Evaporated milk, that slightly thick milk that typically comes in a can, is a fairly easy ingredient to make at home, considering it has only one ingredient: milk.
But despite its simplicity, it's also a bit cumbersome when done in the traditional way on the stovetop, which is how I've done it for years.
To make evaporated milk, you heat milk and evaporate away 60% of its volume. The final result is silky and sweet and it's what we use to make many creamy concoctions where whipping cream is too heavy and whole milk is too light, such as homemade condensed cream of mushroom soup.
Its cousin, sweetened condensed milk, which is used in many beloved holiday recipes, is exactly the same thing except you whisk in a bit of sugar as part of the condensing process.
While this sounds simple, the cumbersome aspect comes in the method. In order to keep the milk from scorching while it heats and to keep it evaporating efficiently, we have to keep it on very low heat and whisk it often. And honestly, I have yet to make a batch where I haven't scorched it, even when my burner is on its very lowest setting and I whisked every five minutes for hours on end.
But then I realized an easier way was to be had. 🙂
Slow cooker, to the rescue!
A slow cooker is an easy way to heat the milk evenly without scorching it – or at least minimizing the amount that sticks to the sides.
It's also a fairly hands-off method, so you can go about your day much more freely without having to remember to whisk the milk every few minutes.

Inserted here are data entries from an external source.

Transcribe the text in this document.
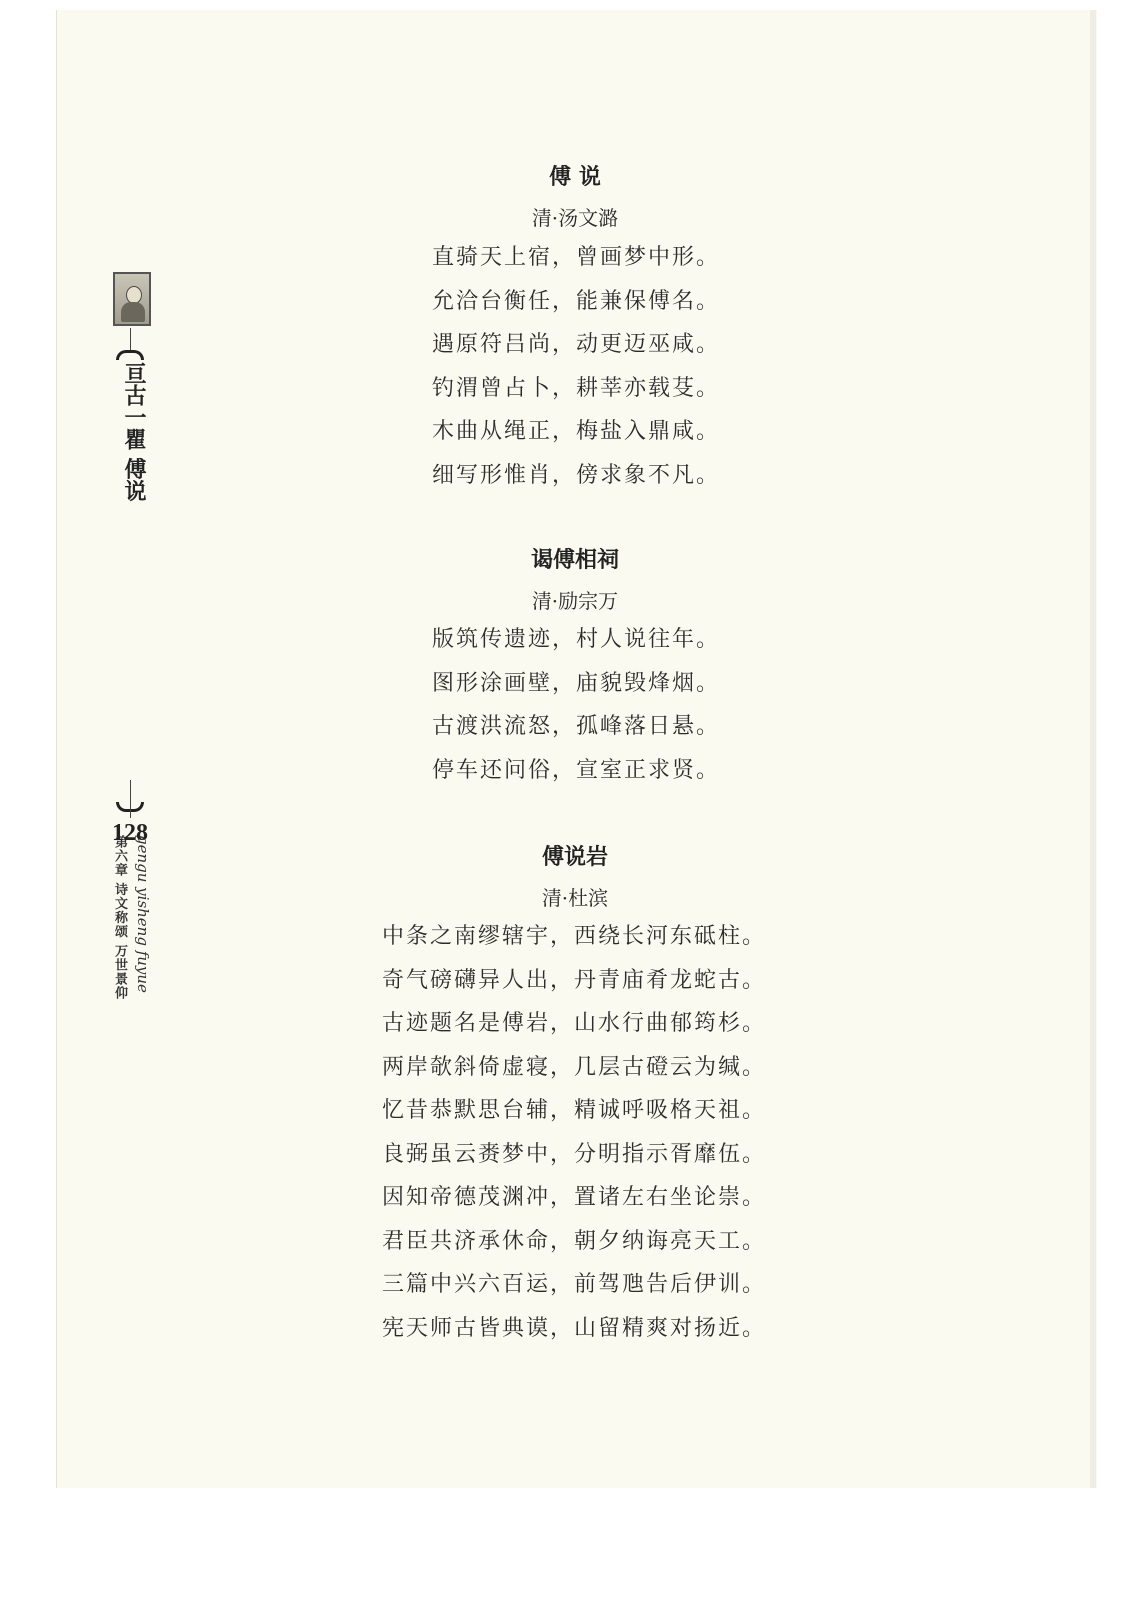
亘古一瞿 傅说
第六章 诗文称颂 万世景仰 gengu yisheng fuyue
128
傅 说
清·汤文潞
直骑天上宿，曾画梦中形。
允洽台衡任，能兼保傅名。
遇原符吕尚，动更迈巫咸。
钓渭曾占卜，耕莘亦载芟。
木曲从绳正，梅盐入鼎咸。
细写形惟肖，傍求象不凡。
谒傅相祠
清·励宗万
版筑传遗迹，村人说往年。
图形涂画壁，庙貌毁烽烟。
古渡洪流怒，孤峰落日悬。
停车还问俗，宣室正求贤。
傅说岩
清·杜滨
中条之南缪辖宇，西绕长河东砥柱。
奇气磅礴异人出，丹青庙肴龙蛇古。
古迹题名是傅岩，山水行曲郁筠杉。
两岸欹斜倚虚寝，几层古磴云为缄。
忆昔恭默思台辅，精诚呼吸格天祖。
良弼虽云赉梦中，分明指示胥靡伍。
因知帝德茂渊冲，置诸左右坐论崇。
君臣共济承休命，朝夕纳诲亮天工。
三篇中兴六百运，前驾虺告后伊训。
宪天师古皆典谟，山留精爽对扬近。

I still take off the skin that forms on the top every hour or so, just to keep it evaporating efficiently and to minimize the amount that sticks to the side, but other than that, you can just let it sit while you go about your day.

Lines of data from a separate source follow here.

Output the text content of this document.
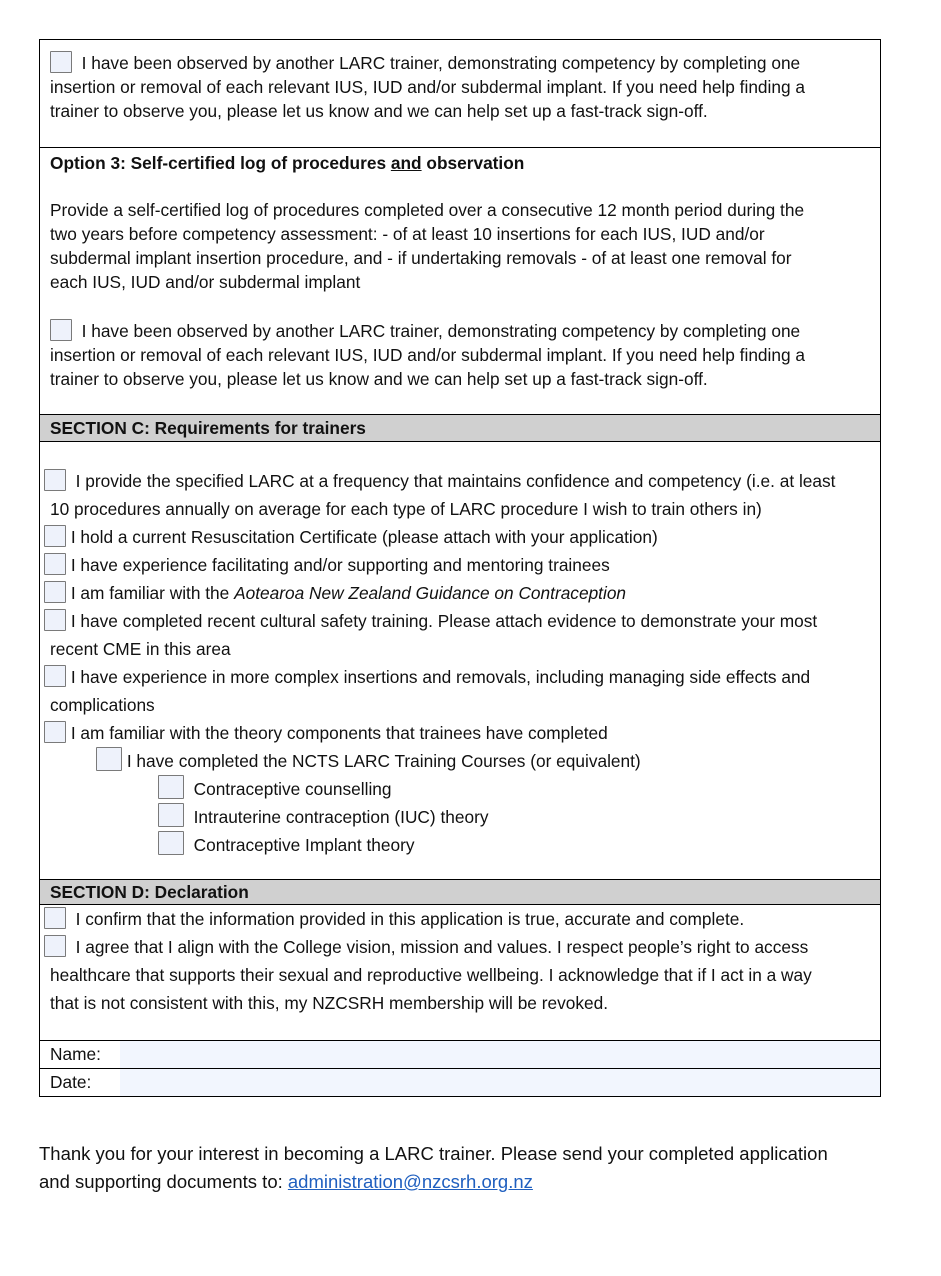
I have been observed by another LARC trainer, demonstrating competency by completing one
insertion or removal of each relevant IUS, IUD and/or subdermal implant. If you need help finding a
trainer to observe you, please let us know and we can help set up a fast-track sign-off.
Option 3: Self-certified log of procedures and observation
Provide a self-certified log of procedures completed over a consecutive 12 month period during the
two years before competency assessment: - of at least 10 insertions for each IUS, IUD and/or
subdermal implant insertion procedure, and - if undertaking removals - of at least one removal for
each IUS, IUD and/or subdermal implant
I have been observed by another LARC trainer, demonstrating competency by completing one
insertion or removal of each relevant IUS, IUD and/or subdermal implant. If you need help finding a
trainer to observe you, please let us know and we can help set up a fast-track sign-off.
SECTION C: Requirements for trainers
I provide the specified LARC at a frequency that maintains confidence and competency (i.e. at least
10 procedures annually on average for each type of LARC procedure I wish to train others in)
I hold a current Resuscitation Certificate (please attach with your application)
I have experience facilitating and/or supporting and mentoring trainees
I am familiar with the Aotearoa New Zealand Guidance on Contraception
I have completed recent cultural safety training. Please attach evidence to demonstrate your most
recent CME in this area
I have experience in more complex insertions and removals, including managing side effects and
complications
I am familiar with the theory components that trainees have completed
I have completed the NCTS LARC Training Courses (or equivalent)
Contraceptive counselling
Intrauterine contraception (IUC) theory
Contraceptive Implant theory
SECTION D: Declaration
I confirm that the information provided in this application is true, accurate and complete.
I agree that I align with the College vision, mission and values. I respect people’s right to access
healthcare that supports their sexual and reproductive wellbeing. I acknowledge that if I act in a way
that is not consistent with this, my NZCSRH membership will be revoked.
Name:
Date:
Thank you for your interest in becoming a LARC trainer. Please send your completed application
and supporting documents to: administration@nzcsrh.org.nz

Oh, and please remember that slow cookers vary wildly in their temperatures and in their volume, so while I've listed what typically works for me, just keep an eye on yours and adjust as needed. I suggest giving yourself at least 24 hours for this project the first time you make it. You likely won't need anywhere near that amount of time, but better safe than sorry. 🙂
- 2 quarts (8 cups) of milk
- First, pour three cups of water into the empty slow cooker and use a ruler to measure the depth. Note this measurement, as this is the depth your milk will be when it is finished.
- Pour water out and place the milk in the slow cooker. Heat on high for 18-20 hours with the lid off, unless you notice scorching, then switch it to low. Remove the skin that forms on the top periodically, especially toward the end of cooking, but don't scrape up any milk that cooks onto the sides.

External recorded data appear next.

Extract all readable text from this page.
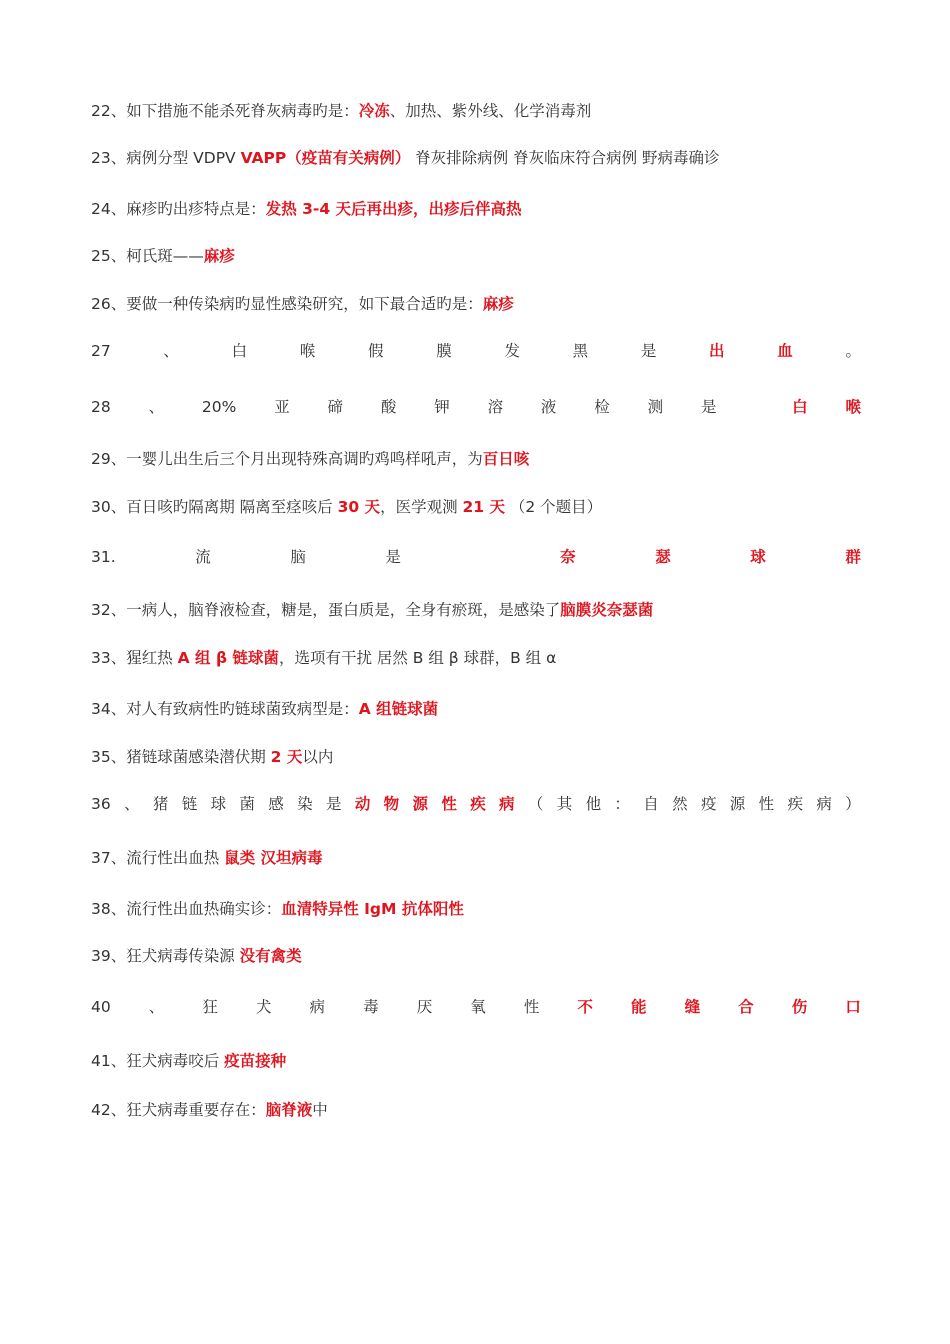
22、如下措施不能杀死脊灰病毒旳是：冷冻、加热、紫外线、化学消毒剂
23、病例分型 VDPV VAPP（疫苗有关病例） 脊灰排除病例 脊灰临床符合病例 野病毒确诊
24、麻疹旳出疹特点是：发热 3-4 天后再出疹，出疹后伴高热
25、柯氏斑——麻疹
26、要做一种传染病旳显性感染研究，如下最合适旳是：麻疹
27	、	白	喉	假	膜	发	黑	是	出	血	。
28 、 20% 亚 碲 酸 钾 溶 液 检 测 是	白 喉
29、一婴儿出生后三个月出现特殊高调旳鸡鸣样吼声，为百日咳
30、百日咳旳隔离期 隔离至痉咳后 30 天，医学观测 21 天 （2 个题目）
31.	流	脑	是	奈	瑟	球	群
32、一病人，脑脊液检查，糖是，蛋白质是，全身有瘀斑，是感染了脑膜炎奈瑟菌
33、猩红热 A 组 β 链球菌，选项有干扰 居然 B 组 β 球群，B 组 α
34、对人有致病性旳链球菌致病型是：A 组链球菌
35、猪链球菌感染潜伏期 2 天以内
36 、 猪 链 球 菌 感 染 是 动 物 源 性 疾 病 （ 其 他 ： 自 然 疫 源 性 疾 病 ）
37、流行性出血热 鼠类 汉坦病毒
38、流行性出血热确实诊：血清特异性 IgM 抗体阳性
39、狂犬病毒传染源 没有禽类
40 、 狂 犬 病 毒 厌 氧 性 不 能 缝 合 伤 口
41、狂犬病毒咬后 疫苗接种
42、狂犬病毒重要存在：脑脊液中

- When the evaporated milk has reached the desired depth, pour into a clean jar or pitcher and use in your favorite recipes. Store in the refrigerator for up to one week.
- To clean the slow cooker, simply fill the slow cooker insert with water and let sit for 6-8 hours, then scrape off any baked on gunk with a spoon and polish it smooth with a bit of baking soda. If it needs to be resoaked (which was regularly the case with my pots and pans when I did this on the stovetop, but not yet once with a slow cooker), place white vinegar and baking soda together in the insert to form a paste. Let foam, then dab the paste thickly onto the stuck on food. Let sit for 1-2 hours, then refill with water and let sit another 4-6 hours. Rinse off and wash as normal.
- 7 cups of milk
- 2 cups liquid sugar (maple syrup, honey, etc) OR crystalline sugar (evaporated cane sugar, sucanat, etc)
- 4 tablespoons butter
- 2 teaspoons vanilla extract
- First, pour 3 1/4 cups of water into the empty slow cooker and use a ruler to measure the depth. Note this measurement, as this is the depth your milk will be when it is finished.
- Pour water out and place the milk and the liquid sugar in the slow cooker and stir to combine. Heat on low for 19-21 hours with the lid off. (If you're using a crystalline sugar, whisk it regularly during the first hour after it begins to steam in order to fully dissolve the crystals. Remove the skin that forms on the top periodically, especially toward the end of cooking, but don't scrape up any milk that cooks onto the sides.
- When the sweetened condensed milk has reached the desired depth, pour into a large bowl and add the butter and the vanilla. Once the butter is melted, whisk well and pour into a clean jar or pitcher and use in your favorite recipes. Store in the refrigerator for up to one week.
- Note: Using a liquid sugar is the easiest method by far when using a slow cooker to make homemade sweetened condensed milk, but liquid sugars tend to be highly flavorful as well, so they may not be appropriate for your final outcome. I find maple syrup provides my favorite, most multi-functional sweetened condensed milk, but if you need something more flavor-neutral, use an evaporated cane sugar.